The ever-modest world-famous performer noted, "I'm known for bel canto, but I grew up singing gospel in church."
Spirituals were the absolute highlight of his extremely diverse recital program.
"Come by here dear Lord", "There is a balm in Gilead", "Every time I feel de Spirit", and definitely "All night, all day" were most heartfelt, poignant of all Brownlee's many selections. They're arranged by Damien Sneed and recorded in their "Spiritual Sketches" CD (click here to hear).
Brownlee told the audience that he renamed "All night, all day" "Caleb's Song", in hopes that "angels will be watching all night and all day over my little boy, Caleb, who is on the autism spectrum disorder."
The very warm, personable singer shared other personal information about his own early life and career with the eager audience, packed with long-time fans.

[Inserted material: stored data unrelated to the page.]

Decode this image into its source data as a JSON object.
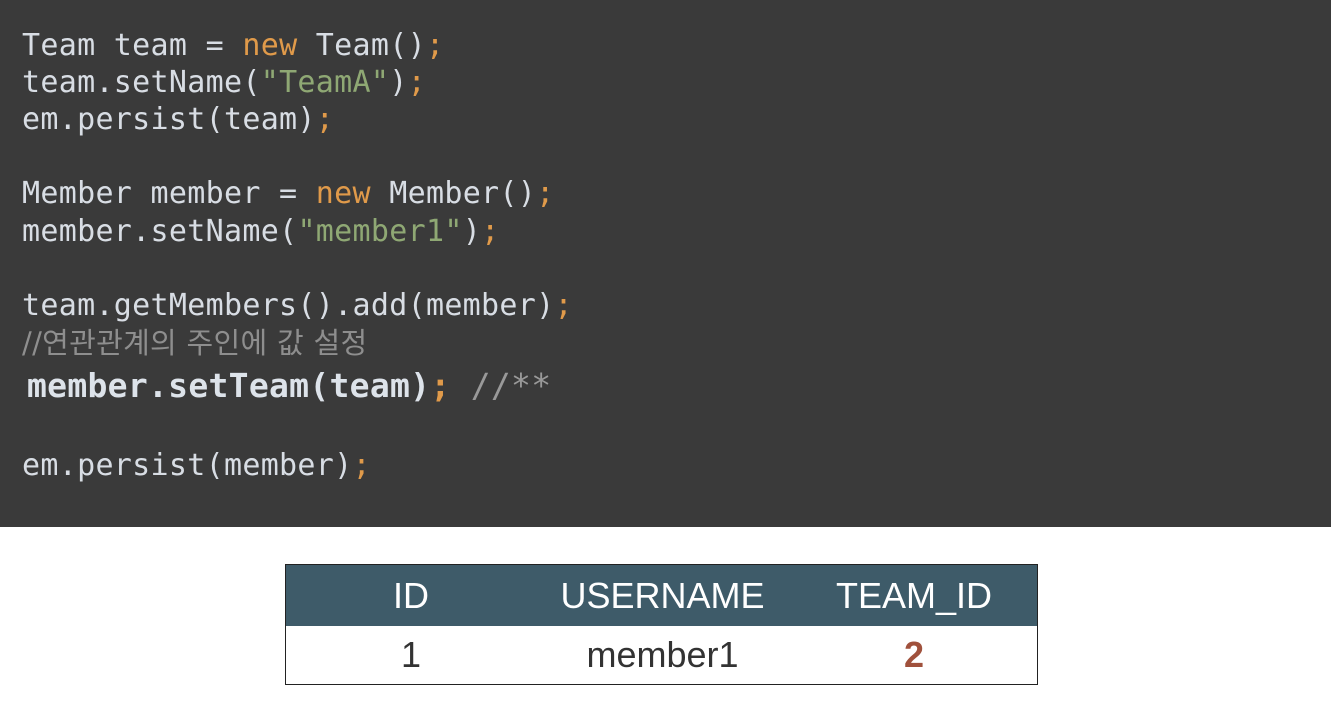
{
  "code": {
    "l1_a": "Team team = ",
    "l1_kw": "new",
    "l1_b": " Team()",
    "l1_semi": ";",
    "l2_a": "team.setName(",
    "l2_str": "\"TeamA\"",
    "l2_b": ")",
    "l2_semi": ";",
    "l3_a": "em.persist(team)",
    "l3_semi": ";",
    "l4_a": "Member member = ",
    "l4_kw": "new",
    "l4_b": " Member()",
    "l4_semi": ";",
    "l5_a": "member.setName(",
    "l5_str": "\"member1\"",
    "l5_b": ")",
    "l5_semi": ";",
    "l6_a": "team.getMembers().add(member)",
    "l6_semi": ";",
    "l7_comment": "//연관관계의 주인에 값 설정",
    "l8_a": "member.setTeam(team)",
    "l8_semi": ";",
    "l8_comment": " //**",
    "l9_a": "em.persist(member)",
    "l9_semi": ";"
  },
  "table": {
    "headers": [
      "ID",
      "USERNAME",
      "TEAM_ID"
    ],
    "rows": [
      [
        "1",
        "member1",
        "2"
      ]
    ],
    "highlight_color": "#a0513c",
    "header_bg": "#3e5b69"
  },
  "colors": {
    "code_bg": "#3a3a3a",
    "keyword": "#e09a4a",
    "string": "#8fa874",
    "comment": "#8e8e8e"
  }
}
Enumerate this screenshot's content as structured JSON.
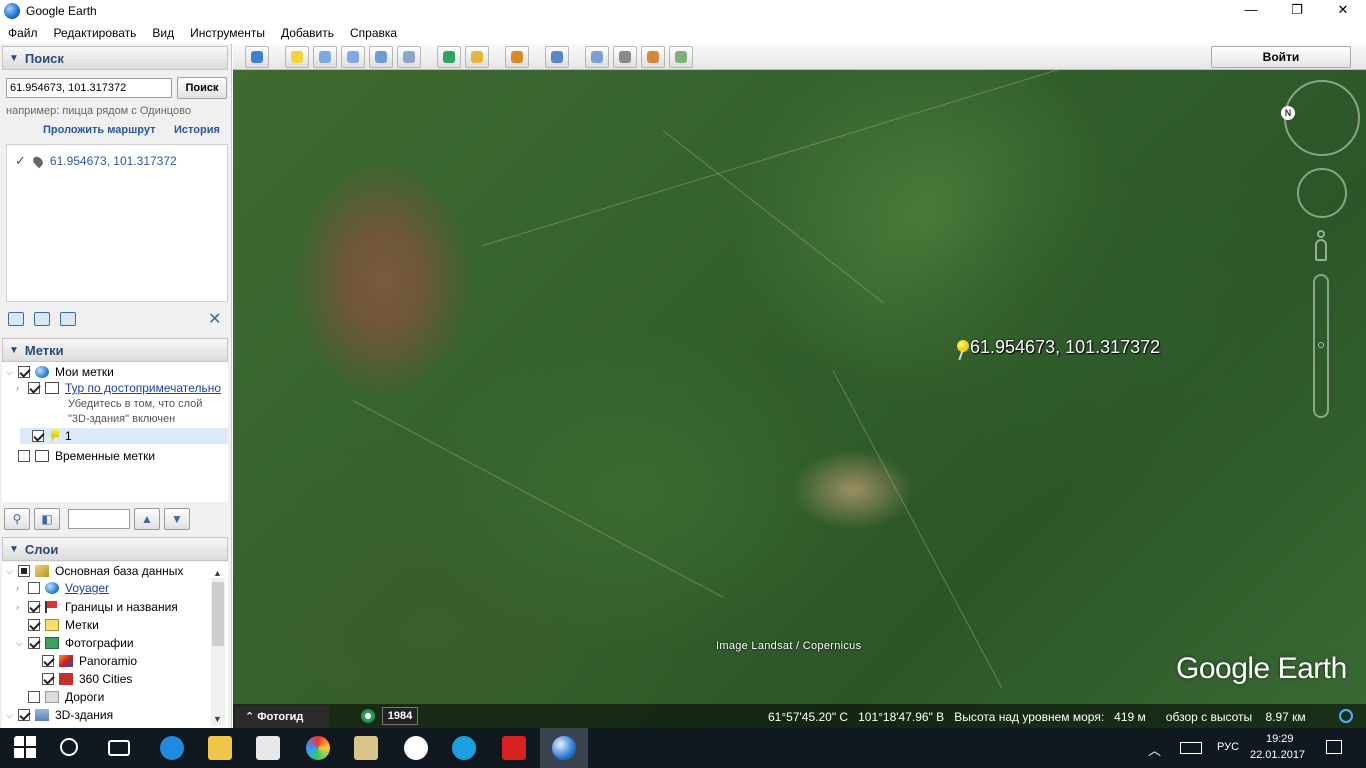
{
  "window": {
    "title": "Google Earth",
    "minimize": "—",
    "maximize": "❐",
    "close": "✕"
  },
  "menu": [
    "Файл",
    "Редактировать",
    "Вид",
    "Инструменты",
    "Добавить",
    "Справка"
  ],
  "search": {
    "header": "Поиск",
    "value": "61.954673, 101.317372",
    "button": "Поиск",
    "hint": "например: пицца рядом с Одинцово",
    "route_link": "Проложить маршрут",
    "history_link": "История",
    "result": "61.954673, 101.317372"
  },
  "places": {
    "header": "Метки",
    "my_places": "Мои метки",
    "tour_link": "Тур по достопримечательно",
    "tour_note_1": "Убедитесь в том, что слой",
    "tour_note_2": "\"3D-здания\" включен",
    "item_1": "1",
    "temporary": "Временные метки"
  },
  "layers": {
    "header": "Слои",
    "items": [
      "Основная база данных",
      "Voyager",
      "Границы и названия",
      "Метки",
      "Фотографии",
      "Panoramio",
      "360 Cities",
      "Дороги",
      "3D-здания"
    ]
  },
  "toolbar": {
    "login": "Войти"
  },
  "map": {
    "placemark_label": "61.954673, 101.317372",
    "attribution": "Image Landsat / Copernicus",
    "brand": "Google Earth",
    "north": "N"
  },
  "status": {
    "tour_guide": "⌃ Фотогид",
    "year": "1984",
    "lat": "61°57'45.20\" С",
    "lon": "101°18'47.96\" В",
    "elev_label": "Высота над уровнем моря:",
    "elev_value": "419 м",
    "eye_label": "обзор с высоты",
    "eye_value": "8.97 км"
  },
  "taskbar": {
    "lang": "РУС",
    "time": "19:29",
    "date": "22.01.2017"
  }
}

"I wasn't a bad kid, but music kept me focused." That's why he's "a big advocate of music education in schools. At 15, I had a chance to tour internationally. So my world was opened up by music."
(Vocal Arts DC has an extensive educational program, including "Taking Classical Song to Our Schools" that introduces art song to students at middle and high schools in the metro Washington area. Many students from Duke Ellington School of the Arts, and other schools in the program attended the Brownlee recital.)
Brownlee said he was introduced to classical music at age 18 or 19. Until then, "I had no idea what opera singing was."
Well, he found out fast. With the first classical art song he sang, he won his first music competition.
"I thought they were crazy, but I guess they saw something in me," he joked. Then he sang that first winning art song, Schubert's "Der Jüngling an der Quelle" (The Youth at the Brook's Source), as the first of his three encores.
That first win began a championship season between 2000 and 2001: He won admittance to the Young Artist Program at the Seattle Opera and to the Young Artist Program at Wolf Trap Opera Company outside Washington, D.C. -- and won the coveted Metropolitan Opera National Council Auditions.
From the Lisner stage, he motioned to "Wolf Trap people" in the front row, including his "second mother". Brownlee dedicated his second encore to his second mother, and to all mothers, the romantic 1950s hit "Be My Love".
He certainly loves Washington, and the mutual love was palpable and audible with resounding, repeated cheers, whoops.
"It's really nice to sing for friends who knew me in the beginning of my career...They really appreciate me," said the humble star. "They travel all over the world with me."
The tenor has appeared in Washington so often that he calls it his "second home". These performances include his Vocal Arts DC duo-recital with soprano Sarah Coburn in 2009, nine months before his debut with the Washington National Opera.
"Any time you invite me, I'll come."
He feels there is a balm in Washington. And every time he sings here, Washingtonians feel his spirit.